Quantum Geometry and Interferometry

TL;DR

This paper explores the idea that quantum geometry at the Planck scale could cause detectable deviations from classical space-time, which can be tested with high-precision interferometry experiments.

Contribution

It proposes that quantum-geometrical degrees of freedom may produce observable macroscopic effects, and describes a laboratory experiment to test these predictions.

Findings

Potential detection of quantum-geometrical fluctuations

Entanglement of positions of separate bodies due to quantum geometry

A high-precision interferometry experiment is underway at Fermilab

Abstract

All existing experimental results are currently interpreted using classical geometry. However, there are theoretical reasons to suspect that at a deeper level, geometry emerges as an approximate macroscopic behavior of a quantum system at the Planck scale.
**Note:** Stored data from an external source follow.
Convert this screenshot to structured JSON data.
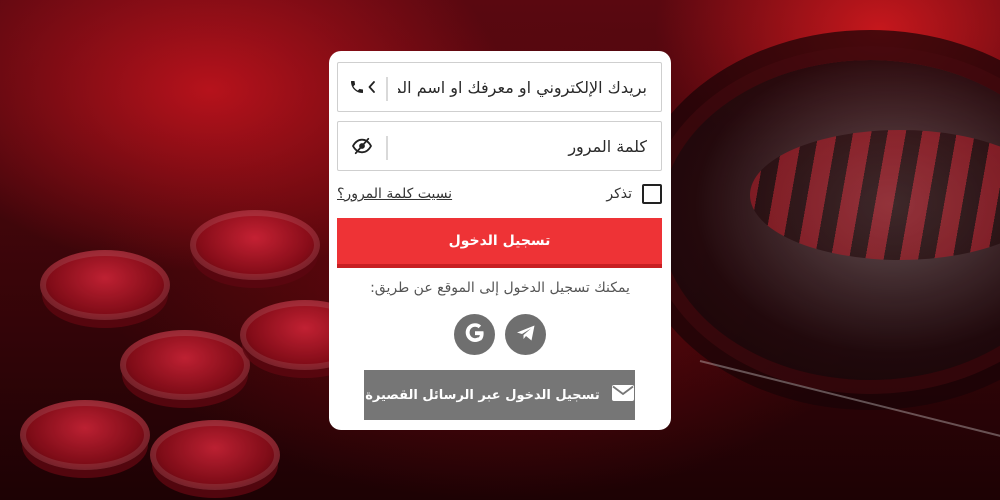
{
  "login_form": {
    "login_field": {
      "placeholder": "بريدك الإلكتروني او معرفك او اسم المستخدم"
    },
    "password_field": {
      "placeholder": "كلمة المرور"
    },
    "remember_label": "تذكر",
    "forgot_password_label": "نسيت كلمة المرور؟",
    "login_button_label": "تسجيل الدخول",
    "alt_login_text": "يمكنك تسجيل الدخول إلى الموقع عن طريق:",
    "social_logins": [
      {
        "name": "google",
        "icon": "google-icon"
      },
      {
        "name": "telegram",
        "icon": "telegram-icon"
      }
    ],
    "sms_button_label": "تسجيل الدخول عبر الرسائل القصيرة"
  },
  "icons": {
    "login_prefix": [
      "chevron-left-icon",
      "phone-icon"
    ],
    "password_toggle": "eye-slash-icon",
    "sms": "envelope-icon"
  },
  "colors": {
    "primary": "#ee3336",
    "primary_border": "#c81f22",
    "secondary": "#767676",
    "social": "#6f6f6f"
  }
}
If directions in emergent quantum geometry do not commute, new quantum-geometrical degrees of freedom can produce detectable macroscopic deviations from classicality: spatially coherent, transverse position indeterminacy between any pair of world lines, with a displacement amplitude much larger than the Planck length. Positions of separate bodies are entangled with each other, and undergo quantum-geometrical fluctuations that are not describable as metric fluctuations or gravitational waves. These fluctuations can either be cleanly identified or ruled out using interferometers. A Planck-precision test of the classical coherence of space-time on a laboratory scale is now underway at Fermilab.